A small set of helper functions for:

  • Creating URL-safe IDs from arbitrary strings
  • Deriving deterministic UUIDs and SHA-256 hashes from strings
  • Normalizing text (lowercasing, removing accents and punctuation)

Public API

  • create_id_from_string(string: str) -> str
    • Builds a URL-safe identifier:
      • replaces spaces with -
      • lowercases
      • URL-encodes the result (no safe characters)
  • string_to_uuid(input_string: str) -> uuid.UUID
    • Produces a deterministic UUID by:
      • computing SHA-256 of the input
      • using the first 32 hex characters (128 bits) to construct a UUID
  • create_hash_from_string(input_string: str) -> str
    • Returns the full SHA-256 hex digest of the input string
  • normalize(text: str) -> str
    • Normalizes text by:
      • lowercasing
      • Unicode NFKD normalization
      • removing punctuation (keeps word chars and whitespace)
      • removing combining diacritics (accents)
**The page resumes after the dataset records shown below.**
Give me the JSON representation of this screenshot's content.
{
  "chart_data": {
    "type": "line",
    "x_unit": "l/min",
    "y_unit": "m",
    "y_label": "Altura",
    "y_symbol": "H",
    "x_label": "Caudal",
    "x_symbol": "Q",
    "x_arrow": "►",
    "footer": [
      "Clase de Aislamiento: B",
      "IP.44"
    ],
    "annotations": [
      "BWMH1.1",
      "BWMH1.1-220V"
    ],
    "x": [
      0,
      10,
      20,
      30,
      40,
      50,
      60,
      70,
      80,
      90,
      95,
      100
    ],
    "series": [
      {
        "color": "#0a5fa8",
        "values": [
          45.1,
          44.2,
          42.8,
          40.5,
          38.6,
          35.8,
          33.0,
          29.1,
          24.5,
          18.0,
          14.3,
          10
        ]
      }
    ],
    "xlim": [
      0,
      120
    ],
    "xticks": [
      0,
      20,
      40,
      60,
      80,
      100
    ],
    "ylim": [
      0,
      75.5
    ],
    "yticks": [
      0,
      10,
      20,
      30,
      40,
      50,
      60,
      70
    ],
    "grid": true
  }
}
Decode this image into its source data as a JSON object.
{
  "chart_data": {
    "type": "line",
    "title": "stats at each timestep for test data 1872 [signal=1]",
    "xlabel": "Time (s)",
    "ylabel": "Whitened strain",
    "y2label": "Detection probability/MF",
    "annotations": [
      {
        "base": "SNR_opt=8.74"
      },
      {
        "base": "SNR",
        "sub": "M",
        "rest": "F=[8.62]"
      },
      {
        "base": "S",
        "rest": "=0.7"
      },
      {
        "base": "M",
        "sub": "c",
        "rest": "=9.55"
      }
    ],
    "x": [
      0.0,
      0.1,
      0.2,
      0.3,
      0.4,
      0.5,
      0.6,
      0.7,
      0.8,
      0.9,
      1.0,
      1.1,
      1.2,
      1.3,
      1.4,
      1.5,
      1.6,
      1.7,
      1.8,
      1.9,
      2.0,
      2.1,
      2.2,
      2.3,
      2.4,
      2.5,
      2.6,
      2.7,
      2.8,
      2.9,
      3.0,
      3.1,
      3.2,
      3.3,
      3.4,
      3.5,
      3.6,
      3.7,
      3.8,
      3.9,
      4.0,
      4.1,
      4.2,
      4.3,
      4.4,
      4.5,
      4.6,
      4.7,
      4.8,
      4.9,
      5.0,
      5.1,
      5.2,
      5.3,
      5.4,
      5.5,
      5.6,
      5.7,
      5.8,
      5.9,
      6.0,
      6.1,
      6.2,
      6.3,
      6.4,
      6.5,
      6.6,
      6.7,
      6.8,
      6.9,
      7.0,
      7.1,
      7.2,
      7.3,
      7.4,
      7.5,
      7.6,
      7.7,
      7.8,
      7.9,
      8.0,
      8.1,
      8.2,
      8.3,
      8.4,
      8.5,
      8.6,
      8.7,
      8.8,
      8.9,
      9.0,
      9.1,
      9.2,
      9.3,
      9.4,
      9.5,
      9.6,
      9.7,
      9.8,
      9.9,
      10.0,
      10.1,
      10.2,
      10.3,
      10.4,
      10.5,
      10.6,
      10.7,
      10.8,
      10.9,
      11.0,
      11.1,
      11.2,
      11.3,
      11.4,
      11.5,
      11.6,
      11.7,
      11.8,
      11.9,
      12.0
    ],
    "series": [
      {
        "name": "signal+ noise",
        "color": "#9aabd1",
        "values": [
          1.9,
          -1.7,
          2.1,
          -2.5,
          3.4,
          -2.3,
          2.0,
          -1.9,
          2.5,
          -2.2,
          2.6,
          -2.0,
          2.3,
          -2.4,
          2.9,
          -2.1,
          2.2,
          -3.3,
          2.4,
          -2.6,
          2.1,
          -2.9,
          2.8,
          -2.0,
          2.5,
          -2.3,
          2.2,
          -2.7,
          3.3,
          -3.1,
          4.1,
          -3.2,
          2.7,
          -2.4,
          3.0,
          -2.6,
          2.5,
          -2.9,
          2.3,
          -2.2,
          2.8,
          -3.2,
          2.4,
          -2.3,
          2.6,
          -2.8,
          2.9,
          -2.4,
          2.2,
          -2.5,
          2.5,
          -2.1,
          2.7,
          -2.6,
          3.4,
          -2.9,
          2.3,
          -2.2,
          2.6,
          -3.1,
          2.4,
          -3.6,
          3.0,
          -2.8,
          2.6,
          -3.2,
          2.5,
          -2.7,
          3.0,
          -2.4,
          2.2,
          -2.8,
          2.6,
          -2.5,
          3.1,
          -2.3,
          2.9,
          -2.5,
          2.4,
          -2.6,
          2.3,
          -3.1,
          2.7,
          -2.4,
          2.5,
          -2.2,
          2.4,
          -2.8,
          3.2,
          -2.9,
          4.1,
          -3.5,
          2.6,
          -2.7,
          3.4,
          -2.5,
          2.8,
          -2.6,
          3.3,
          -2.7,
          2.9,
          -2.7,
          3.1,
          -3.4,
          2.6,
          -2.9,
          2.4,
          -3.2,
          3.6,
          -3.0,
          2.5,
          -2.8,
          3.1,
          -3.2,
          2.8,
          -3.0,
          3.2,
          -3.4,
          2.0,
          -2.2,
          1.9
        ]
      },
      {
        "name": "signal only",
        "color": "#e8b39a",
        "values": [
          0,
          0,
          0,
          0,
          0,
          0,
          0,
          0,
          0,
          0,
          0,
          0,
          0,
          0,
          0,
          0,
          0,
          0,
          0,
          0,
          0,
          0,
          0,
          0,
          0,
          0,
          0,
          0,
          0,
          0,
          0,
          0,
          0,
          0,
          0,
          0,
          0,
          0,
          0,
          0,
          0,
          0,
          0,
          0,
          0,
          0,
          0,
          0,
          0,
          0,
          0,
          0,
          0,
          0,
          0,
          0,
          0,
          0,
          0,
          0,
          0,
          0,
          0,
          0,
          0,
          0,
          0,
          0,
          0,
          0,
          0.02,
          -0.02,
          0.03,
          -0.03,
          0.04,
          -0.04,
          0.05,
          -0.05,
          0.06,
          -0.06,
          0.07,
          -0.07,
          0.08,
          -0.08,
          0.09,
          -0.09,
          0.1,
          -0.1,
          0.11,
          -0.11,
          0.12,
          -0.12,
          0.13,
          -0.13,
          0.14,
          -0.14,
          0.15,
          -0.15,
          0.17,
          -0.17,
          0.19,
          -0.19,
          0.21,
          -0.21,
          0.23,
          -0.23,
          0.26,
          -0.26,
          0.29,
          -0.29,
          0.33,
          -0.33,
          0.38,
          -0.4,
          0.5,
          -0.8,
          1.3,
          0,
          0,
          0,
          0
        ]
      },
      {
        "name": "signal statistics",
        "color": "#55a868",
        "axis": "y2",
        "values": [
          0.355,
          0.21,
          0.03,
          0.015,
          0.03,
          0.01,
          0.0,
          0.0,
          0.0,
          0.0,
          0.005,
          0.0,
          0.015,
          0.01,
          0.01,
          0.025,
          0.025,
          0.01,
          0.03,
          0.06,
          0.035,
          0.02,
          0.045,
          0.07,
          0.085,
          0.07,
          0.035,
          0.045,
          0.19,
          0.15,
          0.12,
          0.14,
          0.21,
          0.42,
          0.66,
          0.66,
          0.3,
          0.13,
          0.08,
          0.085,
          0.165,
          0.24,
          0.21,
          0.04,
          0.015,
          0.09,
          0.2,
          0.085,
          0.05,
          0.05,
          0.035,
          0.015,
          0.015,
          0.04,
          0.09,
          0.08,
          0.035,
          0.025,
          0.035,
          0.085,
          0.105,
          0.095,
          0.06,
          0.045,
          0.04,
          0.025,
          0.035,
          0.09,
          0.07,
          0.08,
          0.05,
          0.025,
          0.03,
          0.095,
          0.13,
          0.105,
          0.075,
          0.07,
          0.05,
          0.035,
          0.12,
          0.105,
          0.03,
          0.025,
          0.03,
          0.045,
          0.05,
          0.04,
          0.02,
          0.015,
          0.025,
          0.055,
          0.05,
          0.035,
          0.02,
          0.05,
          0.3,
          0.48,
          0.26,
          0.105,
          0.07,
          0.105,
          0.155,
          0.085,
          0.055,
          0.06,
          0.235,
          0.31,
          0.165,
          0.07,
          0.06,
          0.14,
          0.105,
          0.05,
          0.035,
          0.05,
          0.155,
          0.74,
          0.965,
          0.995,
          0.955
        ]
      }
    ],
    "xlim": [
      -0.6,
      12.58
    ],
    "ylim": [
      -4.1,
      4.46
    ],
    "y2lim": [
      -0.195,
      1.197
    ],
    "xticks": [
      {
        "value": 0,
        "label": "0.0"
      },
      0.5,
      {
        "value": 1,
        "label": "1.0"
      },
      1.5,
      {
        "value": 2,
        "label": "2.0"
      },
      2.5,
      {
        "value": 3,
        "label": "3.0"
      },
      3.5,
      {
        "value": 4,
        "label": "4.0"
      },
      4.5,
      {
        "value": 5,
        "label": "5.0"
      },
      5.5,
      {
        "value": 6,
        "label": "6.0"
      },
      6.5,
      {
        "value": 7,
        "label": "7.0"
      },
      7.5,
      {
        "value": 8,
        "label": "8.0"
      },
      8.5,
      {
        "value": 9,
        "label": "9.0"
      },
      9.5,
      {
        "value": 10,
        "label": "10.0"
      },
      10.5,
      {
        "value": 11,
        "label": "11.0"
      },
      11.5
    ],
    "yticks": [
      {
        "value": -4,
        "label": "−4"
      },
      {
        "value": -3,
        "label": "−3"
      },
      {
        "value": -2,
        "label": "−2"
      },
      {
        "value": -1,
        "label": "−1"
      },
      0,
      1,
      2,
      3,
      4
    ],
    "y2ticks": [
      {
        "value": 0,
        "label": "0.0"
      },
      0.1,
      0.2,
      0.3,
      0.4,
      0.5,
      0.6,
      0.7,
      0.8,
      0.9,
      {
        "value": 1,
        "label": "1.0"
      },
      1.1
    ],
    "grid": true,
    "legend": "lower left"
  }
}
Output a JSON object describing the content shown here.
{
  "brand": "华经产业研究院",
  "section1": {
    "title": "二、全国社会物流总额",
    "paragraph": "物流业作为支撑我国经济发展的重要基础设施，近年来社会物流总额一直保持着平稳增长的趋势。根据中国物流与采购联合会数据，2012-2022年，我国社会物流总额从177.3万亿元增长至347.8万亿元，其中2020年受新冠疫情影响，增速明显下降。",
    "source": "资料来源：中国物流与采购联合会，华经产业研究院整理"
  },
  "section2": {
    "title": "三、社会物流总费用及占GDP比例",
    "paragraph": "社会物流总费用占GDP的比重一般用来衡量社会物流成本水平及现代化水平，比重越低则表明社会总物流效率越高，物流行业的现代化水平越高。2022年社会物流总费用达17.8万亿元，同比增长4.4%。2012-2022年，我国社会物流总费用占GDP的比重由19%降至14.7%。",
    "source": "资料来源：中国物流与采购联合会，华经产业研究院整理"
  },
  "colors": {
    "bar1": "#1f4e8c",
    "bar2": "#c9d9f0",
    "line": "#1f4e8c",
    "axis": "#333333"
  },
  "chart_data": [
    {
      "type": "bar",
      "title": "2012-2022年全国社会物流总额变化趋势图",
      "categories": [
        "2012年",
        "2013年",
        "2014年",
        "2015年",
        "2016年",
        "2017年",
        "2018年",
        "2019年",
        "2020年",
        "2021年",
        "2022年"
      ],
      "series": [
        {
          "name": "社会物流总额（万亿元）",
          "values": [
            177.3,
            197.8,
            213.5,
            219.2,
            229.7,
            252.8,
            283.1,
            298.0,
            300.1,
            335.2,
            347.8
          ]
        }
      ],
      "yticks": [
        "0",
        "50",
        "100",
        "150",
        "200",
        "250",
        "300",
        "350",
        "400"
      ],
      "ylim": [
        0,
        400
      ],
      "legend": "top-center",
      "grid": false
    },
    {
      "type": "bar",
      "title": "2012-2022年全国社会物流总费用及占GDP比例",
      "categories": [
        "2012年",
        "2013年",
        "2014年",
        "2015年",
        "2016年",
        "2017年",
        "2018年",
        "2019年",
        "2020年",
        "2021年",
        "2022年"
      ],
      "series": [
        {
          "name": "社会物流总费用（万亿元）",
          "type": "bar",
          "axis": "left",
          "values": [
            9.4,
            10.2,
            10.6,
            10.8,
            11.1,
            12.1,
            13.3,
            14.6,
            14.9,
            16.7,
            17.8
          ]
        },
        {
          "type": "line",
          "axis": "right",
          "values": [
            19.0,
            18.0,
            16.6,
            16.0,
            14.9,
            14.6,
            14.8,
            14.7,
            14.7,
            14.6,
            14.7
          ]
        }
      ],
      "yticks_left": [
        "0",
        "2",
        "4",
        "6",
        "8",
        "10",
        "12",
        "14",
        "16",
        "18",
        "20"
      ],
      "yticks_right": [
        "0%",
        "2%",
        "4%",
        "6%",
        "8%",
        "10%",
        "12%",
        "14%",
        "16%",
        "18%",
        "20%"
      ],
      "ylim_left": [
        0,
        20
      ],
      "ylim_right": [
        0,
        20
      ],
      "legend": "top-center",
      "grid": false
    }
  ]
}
Configuration/Dependencies

  • Standard library only:
    • urllib.parse.quote
    • hashlib, uuid
    • unicodedata, re

Usage

from naas_abi_core.utils.String import (
create_id_from_string,
string_to_uuid,
create_hash_from_string,
normalize,
)

print(create_id_from_string("Hello World!")) # URL-encoded, spaces -> hyphens, lowercased
print(string_to_uuid("my input")) # deterministic UUID for the given string
print(create_hash_from_string("my input")) # SHA-256 hex digest
print(normalize("Café — déjà vu!")) # "cafe deja vu"

Caveats

  • create_id_from_string URL-encodes all characters (safe=""), so characters like - will be percent-encoded (e.g., - becomes %2D).
  • string_to_uuid is deterministic for the same input but is not a standard UUIDv3/v5 namespace-based UUID; it’s derived from SHA-256 truncated to 128 bits.